A Premature Announcement?

The implications for the March announcement were three-fold: The discovery of a certain type of polarization — known as B-mode polarization — in the CMB suggests the presence of gravitational waves. Gravitational waves have yet to be observed, despite the fact they are predicted to pervade the entire Universe by Einstein's Theory of General Relativity. So, a positive detection of gravitational waves would be historic enough.

But there's more.

The detection of gravitational waves in the CMB would hint at a Big Bang origin. Any 'signal' embedded in the slight ripples of varying temperature of the CMB (features known as 'anisotropies'), suggests that its origin would be just after the Big Bang occurred. One model of the Big Bang, and the moments just after, suggests the Universe went through a rapid period of expansion known as 'inflation.' The detection of gravitational waves in this way provided the "smoking gun" for the theory of inflation. Yet another historic discovery.

VIDEO: Big Bang Theorist Told of Gravitational Wave Discovery

Finally, for the gravitational waves to be embedded in the CMB at all, if we wind back time to the inflationary period when the Universe was a fraction of the size it is now, the gravitational waves would have had to have been very tiny when they were created. In fact, they would have been created on the tiniest scales possible hinting at a quantum origin.

One of the biggest conundrums in physics is how gravity fits with the Standard Model. The Standard Model, which is a recipe book of sorts for the quantum world, ignores gravity, hinting that the Standard Model is not a complete theory or that there is some more exotic physics beyond the Standard Model. If this B-mode polarization is real, it would suggest that quantum gravity — transmitted in the form of hypothetical gravitons — left its imprint on the CMB when the Universe was very young.

In a nutshell, the detection of gravitational waves in the cosmic microwave background would be a World Cup, World Series and Superbowl win all rolled into one.

"Detecting this signal is one of the most important goals in cosmology today," John Kovac, leader of the BICEP2 collaboration at the Harvard-Smithsonian Center for Astrophysics, said after the March announcement.
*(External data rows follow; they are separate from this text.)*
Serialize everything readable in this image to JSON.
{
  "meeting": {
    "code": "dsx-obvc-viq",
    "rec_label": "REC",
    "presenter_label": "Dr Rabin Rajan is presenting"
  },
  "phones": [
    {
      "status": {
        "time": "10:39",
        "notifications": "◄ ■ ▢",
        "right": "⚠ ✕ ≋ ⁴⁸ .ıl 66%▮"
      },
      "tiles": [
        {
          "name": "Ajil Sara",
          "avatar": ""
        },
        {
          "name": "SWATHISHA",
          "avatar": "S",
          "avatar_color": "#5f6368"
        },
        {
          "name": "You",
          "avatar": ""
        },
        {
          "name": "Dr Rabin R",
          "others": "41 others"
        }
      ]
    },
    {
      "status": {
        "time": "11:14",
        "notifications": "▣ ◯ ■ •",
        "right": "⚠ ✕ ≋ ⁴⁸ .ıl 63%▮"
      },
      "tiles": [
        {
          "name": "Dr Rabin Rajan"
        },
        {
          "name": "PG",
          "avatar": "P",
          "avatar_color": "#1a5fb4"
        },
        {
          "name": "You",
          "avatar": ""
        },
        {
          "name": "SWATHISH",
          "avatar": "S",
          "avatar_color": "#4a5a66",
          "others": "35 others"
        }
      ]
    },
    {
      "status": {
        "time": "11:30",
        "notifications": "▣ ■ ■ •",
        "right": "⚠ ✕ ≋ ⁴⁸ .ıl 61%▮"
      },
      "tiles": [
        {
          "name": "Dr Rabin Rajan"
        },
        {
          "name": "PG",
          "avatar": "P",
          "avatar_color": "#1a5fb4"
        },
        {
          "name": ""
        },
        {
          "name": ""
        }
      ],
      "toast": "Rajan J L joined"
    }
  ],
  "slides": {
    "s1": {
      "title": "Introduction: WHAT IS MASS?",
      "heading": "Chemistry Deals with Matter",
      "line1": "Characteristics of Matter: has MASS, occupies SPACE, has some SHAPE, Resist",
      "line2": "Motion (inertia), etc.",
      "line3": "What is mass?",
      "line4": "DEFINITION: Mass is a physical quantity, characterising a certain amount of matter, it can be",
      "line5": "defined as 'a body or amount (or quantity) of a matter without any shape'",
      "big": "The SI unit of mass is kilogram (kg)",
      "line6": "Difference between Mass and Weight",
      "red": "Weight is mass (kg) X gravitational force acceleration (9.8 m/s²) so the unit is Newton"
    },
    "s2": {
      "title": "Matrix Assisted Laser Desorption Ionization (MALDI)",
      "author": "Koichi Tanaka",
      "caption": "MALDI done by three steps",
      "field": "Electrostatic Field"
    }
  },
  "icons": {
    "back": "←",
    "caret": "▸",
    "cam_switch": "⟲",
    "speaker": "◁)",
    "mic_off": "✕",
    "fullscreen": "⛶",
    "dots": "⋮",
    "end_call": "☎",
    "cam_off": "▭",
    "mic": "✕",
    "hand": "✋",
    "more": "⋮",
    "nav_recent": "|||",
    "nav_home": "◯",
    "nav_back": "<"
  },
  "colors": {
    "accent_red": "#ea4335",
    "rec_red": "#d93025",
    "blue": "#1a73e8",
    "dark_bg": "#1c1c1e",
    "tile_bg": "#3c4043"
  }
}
But there was a problem. The BICEP2 physicists announced their discovery before they had published their research to a peer reviewed journal.

Has the Horse Bolted?

Almost immediately after the March announcement, scientists not affiliated with the BICEP2 team started to air their concerns about the research. Although the BICEP2 team had pored over their data for years, accounting for any errors, rumors started to swirl suggesting that even members of the BICEP2 team were concerned about their analysis. These rumors were quickly squashed by the BICEP2 team, but the air of doubt was building.

ANALYSIS: Dust and Rumors: Gravitational Wave Signal Still Legit?

The doubt centers on galactic dust that exists in the Milky Way. When observing the furthest-most reaches of the Cosmos, the BICEP2 telescope has to look through this intervening dust. For any precise measurements of the CMB, the polarizing effects of galactic dust needs to be corrected for. Unfortunately, only a vague idea of the dust's polarizing effect was known by the BICEP2 team during their analysis.

The European space-based telescope Planck is also analyzing the CMB, looking for gravitational wave signals and is able to map the polarization effect of galactic dust. The Planck team have yet to publish their results, but are expected to do so soon. Without the Planck data, scientists are concerned that the BICEP2 analysis is incomplete and the B-mode polarization signal may just be a polarization effect by this intervening dust.

Now that the BICEP2 discovery has been published, the team has added a cautionary note in their summary. They now say that their models "are not sufficiently constrained by external public data to exclude the possibility of dust emission bright enough to explain the entire excess signal." Considering they had already announced the discovery of gravitational waves, is this the equivalent of shutting the barn door after the horse has bolted?

To publish results such as these in a peer reviewed journal, a panel of scientists in the related field comment on the shortcomings of the work. It seems most likely that this added air of caution was a requirement to get their work published rather than any change of heart by the BICEP2 scientists. But it is unfortunate that the gravitational wave discovery announcement was made so prematurely.

So nothing has changed, it's just that now we are seeing the scientific process play out in a very public arena. The BICEP2 results stand until the Planck team make their results public later this year — only then will we know whether or not primordial gravitational waves have been detected.